In 2011, she was released along with 1,000 other Palestinian prisoners as part of an agreement to free Israeli soldier Gilad Shalit, who had been held hostage in Gaza for more than five years.

She was quickly rearrested by Israeli forces shortly after the agreement was reached.

During multiple arrests, she said she was beaten, shot in the leg and had a cigarette stubbed out on her back.

She said she was humiliated by guards every day in prison.

“The worst thing is not being allowed to wear the hijab,” she said.

“When we first entered the prison, I was forced to strip naked.”

Israel’s prison service said all prisoners were treated in accordance with the law.

Reuters Freed Israeli hostage Romi Gonen hugs relatives at Sheba Medical Center near Tel Aviv, Israel, after being swapped for Palestinian prisoners by Hamas (January 19, 2025)Reuters

Prisoners released in exchange for Israeli hostage Romi Gonen and two other women held by Hamas in Gaza

The bespectacled young journalism graduate is a conservative Muslim.

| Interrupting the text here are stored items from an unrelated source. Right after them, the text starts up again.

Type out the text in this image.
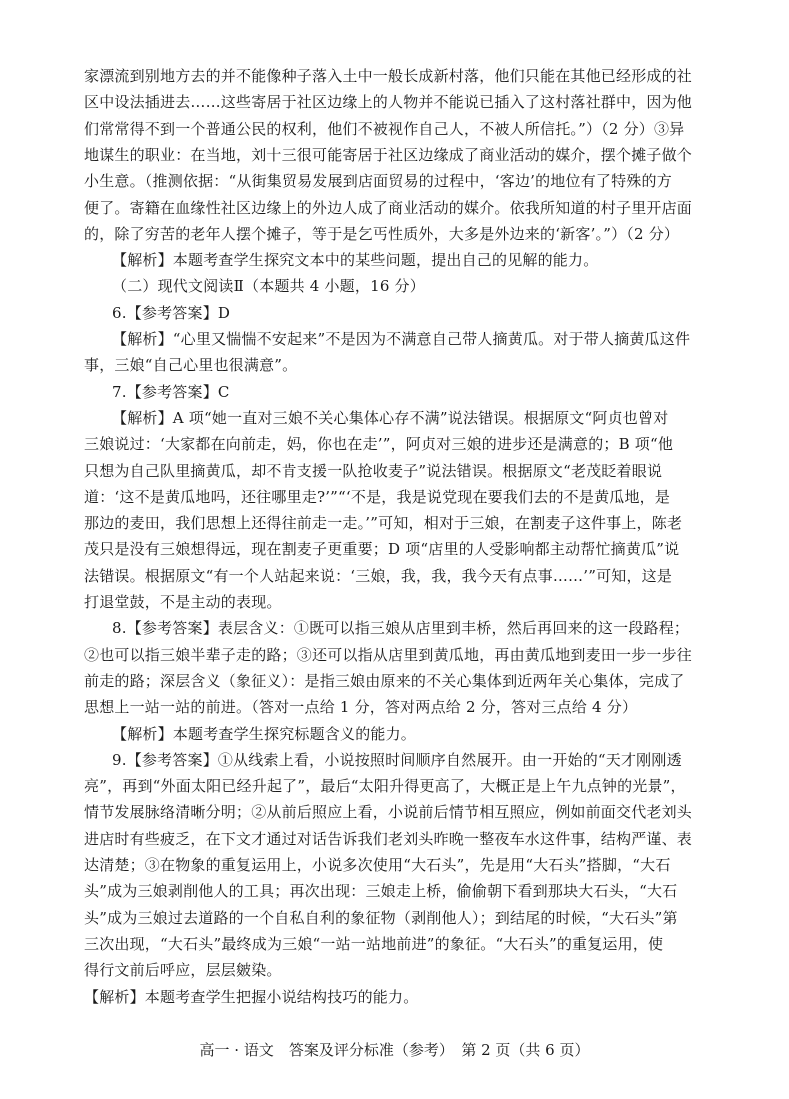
家漂流到别地方去的并不能像种子落入土中一般长成新村落，他们只能在其他已经形成的社
区中设法插进去……这些寄居于社区边缘上的人物并不能说已插入了这村落社群中，因为他
们常常得不到一个普通公民的权利，他们不被视作自己人，不被人所信托。”）（2 分）③异
地谋生的职业：在当地，刘十三很可能寄居于社区边缘成了商业活动的媒介，摆个摊子做个
小生意。（推测依据：“从街集贸易发展到店面贸易的过程中，‘客边’的地位有了特殊的方
便了。寄籍在血缘性社区边缘上的外边人成了商业活动的媒介。依我所知道的村子里开店面
的，除了穷苦的老年人摆个摊子，等于是乞丐性质外，大多是外边来的‘新客’。”）（2 分）
【解析】本题考查学生探究文本中的某些问题，提出自己的见解的能力。
（二）现代文阅读Ⅱ（本题共 4 小题，16 分）
6.【参考答案】D
【解析】“心里又惴惴不安起来”不是因为不满意自己带人摘黄瓜。对于带人摘黄瓜这件
事，三娘“自己心里也很满意”。
7.【参考答案】C
【解析】A 项“她一直对三娘不关心集体心存不满”说法错误。根据原文“阿贞也曾对
三娘说过：‘大家都在向前走，妈，你也在走’”，阿贞对三娘的进步还是满意的；B 项“他
只想为自己队里摘黄瓜，却不肯支援一队抢收麦子”说法错误。根据原文“老茂眨着眼说
道：‘这不是黄瓜地吗，还往哪里走?’”“‘不是，我是说党现在要我们去的不是黄瓜地，是
那边的麦田，我们思想上还得往前走一走。’”可知，相对于三娘，在割麦子这件事上，陈老
茂只是没有三娘想得远，现在割麦子更重要；D 项“店里的人受影响都主动帮忙摘黄瓜”说
法错误。根据原文“有一个人站起来说：‘三娘，我，我，我今天有点事……’”可知，这是
打退堂鼓，不是主动的表现。
8.【参考答案】表层含义：①既可以指三娘从店里到丰桥，然后再回来的这一段路程；
②也可以指三娘半辈子走的路；③还可以指从店里到黄瓜地，再由黄瓜地到麦田一步一步往
前走的路；深层含义（象征义）：是指三娘由原来的不关心集体到近两年关心集体，完成了
思想上一站一站的前进。（答对一点给 1 分，答对两点给 2 分，答对三点给 4 分）
【解析】本题考查学生探究标题含义的能力。
9.【参考答案】①从线索上看，小说按照时间顺序自然展开。由一开始的“天才刚刚透
亮”，再到“外面太阳已经升起了”，最后“太阳升得更高了，大概正是上午九点钟的光景”，
情节发展脉络清晰分明；②从前后照应上看，小说前后情节相互照应，例如前面交代老刘头
进店时有些疲乏，在下文才通过对话告诉我们老刘头昨晚一整夜车水这件事，结构严谨、表
达清楚；③在物象的重复运用上，小说多次使用“大石头”，先是用“大石头”搭脚，“大石
头”成为三娘剥削他人的工具；再次出现：三娘走上桥，偷偷朝下看到那块大石头，“大石
头”成为三娘过去道路的一个自私自利的象征物（剥削他人）；到结尾的时候，“大石头”第
三次出现，“大石头”最终成为三娘“一站一站地前进”的象征。“大石头”的重复运用，使
得行文前后呼应，层层皴染。
【解析】本题考查学生把握小说结构技巧的能力。
高一 · 语文　答案及评分标准（参考）　第 2 页（共 6 页）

On the living room wall hangs a photo of her father, Jamal al-Tawil, a prominent Hamas politician in the occupied West Bank.

He is the former head of al-Bireh village outside Ramallah. He has spent more than 19 years in Israeli prisons.

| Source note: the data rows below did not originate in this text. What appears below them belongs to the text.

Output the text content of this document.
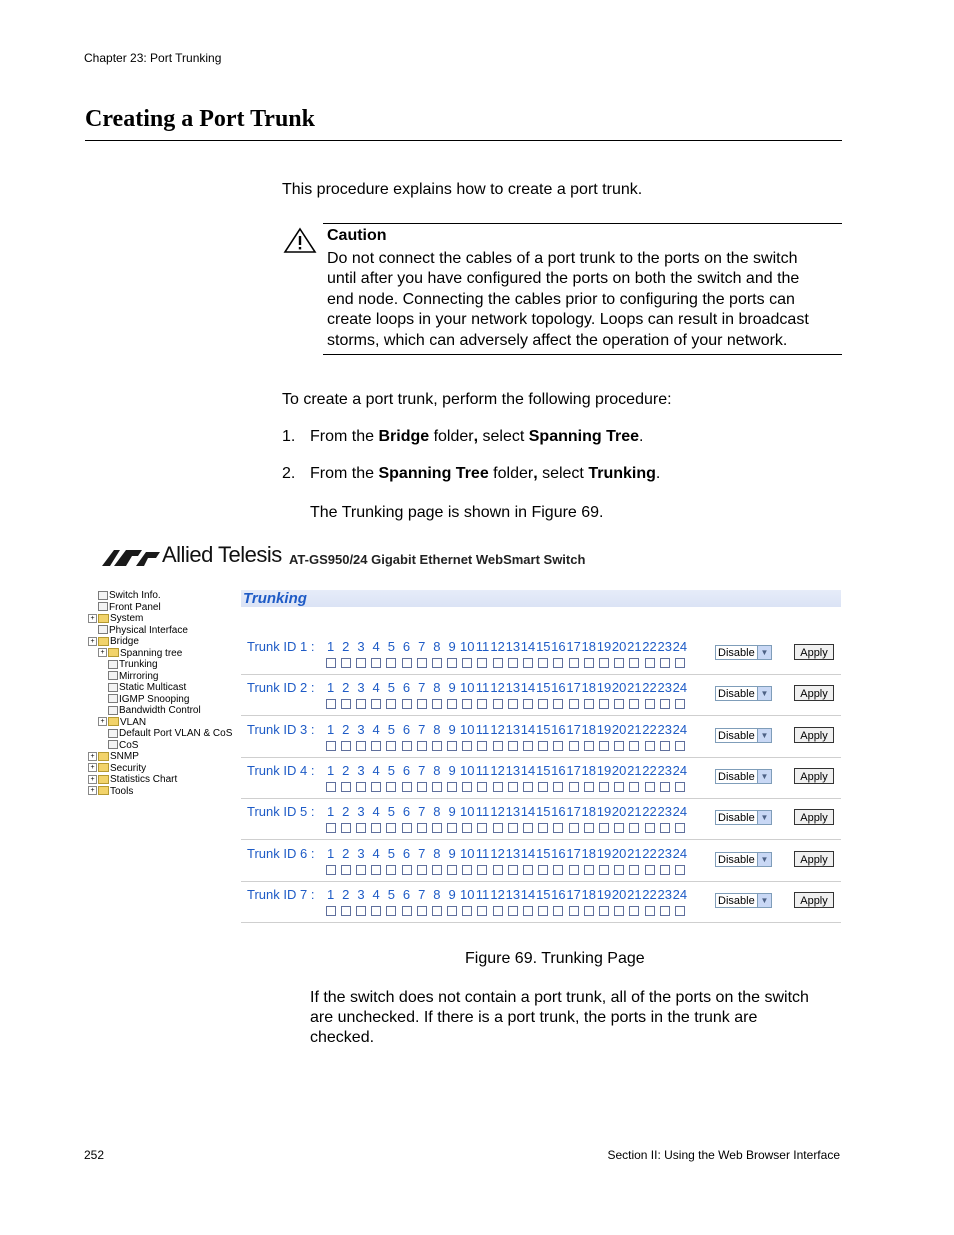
Chapter 23: Port Trunking
Creating a Port Trunk
This procedure explains how to create a port trunk.
Caution
Do not connect the cables of a port trunk to the ports on the switch
until after you have configured the ports on both the switch and the
end node. Connecting the cables prior to configuring the ports can
create loops in your network topology. Loops can result in broadcast
storms, which can adversely affect the operation of your network.
To create a port trunk, perform the following procedure:
1. From the Bridge folder, select Spanning Tree.
2. From the Spanning Tree folder, select Trunking.
The Trunking page is shown in Figure 69.
Allied Telesis AT-GS950/24 Gigabit Ethernet WebSmart Switch
Switch Info.
Front Panel
+ System
Physical Interface
+ Bridge
+ Spanning tree
Trunking
Mirroring
Static Multicast
IGMP Snooping
Bandwidth Control
+ VLAN
Default Port VLAN & CoS
CoS
+ SNMP
+ Security
+ Statistics Chart
+ Tools
Trunking
Trunk ID 1 : 1 2 3 4 5 6 7 8 9 101112131415161718192021222324	Disable ▼	Apply
Trunk ID 2 : 1 2 3 4 5 6 7 8 9 101112131415161718192021222324	Disable ▼	Apply
Trunk ID 3 : 1 2 3 4 5 6 7 8 9 101112131415161718192021222324	Disable ▼	Apply
Trunk ID 4 : 1 2 3 4 5 6 7 8 9 101112131415161718192021222324	Disable ▼	Apply
Trunk ID 5 : 1 2 3 4 5 6 7 8 9 101112131415161718192021222324	Disable ▼	Apply
Trunk ID 6 : 1 2 3 4 5 6 7 8 9 101112131415161718192021222324	Disable ▼	Apply
Trunk ID 7 : 1 2 3 4 5 6 7 8 9 101112131415161718192021222324	Disable ▼	Apply
Figure 69. Trunking Page
If the switch does not contain a port trunk, all of the ports on the switch
are unchecked. If there is a port trunk, the ports in the trunk are
checked.
252	Section II: Using the Web Browser Interface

I asked Bushra if he supports Hamas.

“I don’t want to be arrested again,” she declined to answer.

I also asked her if she had any sympathy for the three Israeli hostages, young women like herself who were released Sunday from Hamas captivity in Gaza for more than a year.

“We have to go home and they have to go home,” she said.

“Hostage means I’m out. As long as there are hostages, prisoners like me will be free.”

Reuters A Palestinian woman gestures after being released from an Israeli prison as part of a Gaza ceasefire and hostage release deal in the occupied West Bank (January 20, 2025)Reuters

About 1,800 prisoners are expected to be released in exchange for another 30 hostages

The first phase of the ceasefire deal is expected to see the release of another 30 hostages in exchange for some 1,800 Palestinian prisoners.

Some of the prisoners were convicted of more serious crimes, including multiple murders.

They may be expelled from Israel and the Palestinian territories to countries such as Qatar and Türkiye.

But all of the Palestinians released on Sunday, including several children, had been convicted of relatively minor crimes.

Many, like Bushra, have not been charged at all and are being held in Israeli prisons in so-called “administrative detention,” a practice that has been strongly condemned by human rights groups.

The Israeli military has argued that for security reasons it often cannot disclose details of the charges people face, even to detainees and their lawyers, to avoid revealing the identities of informants.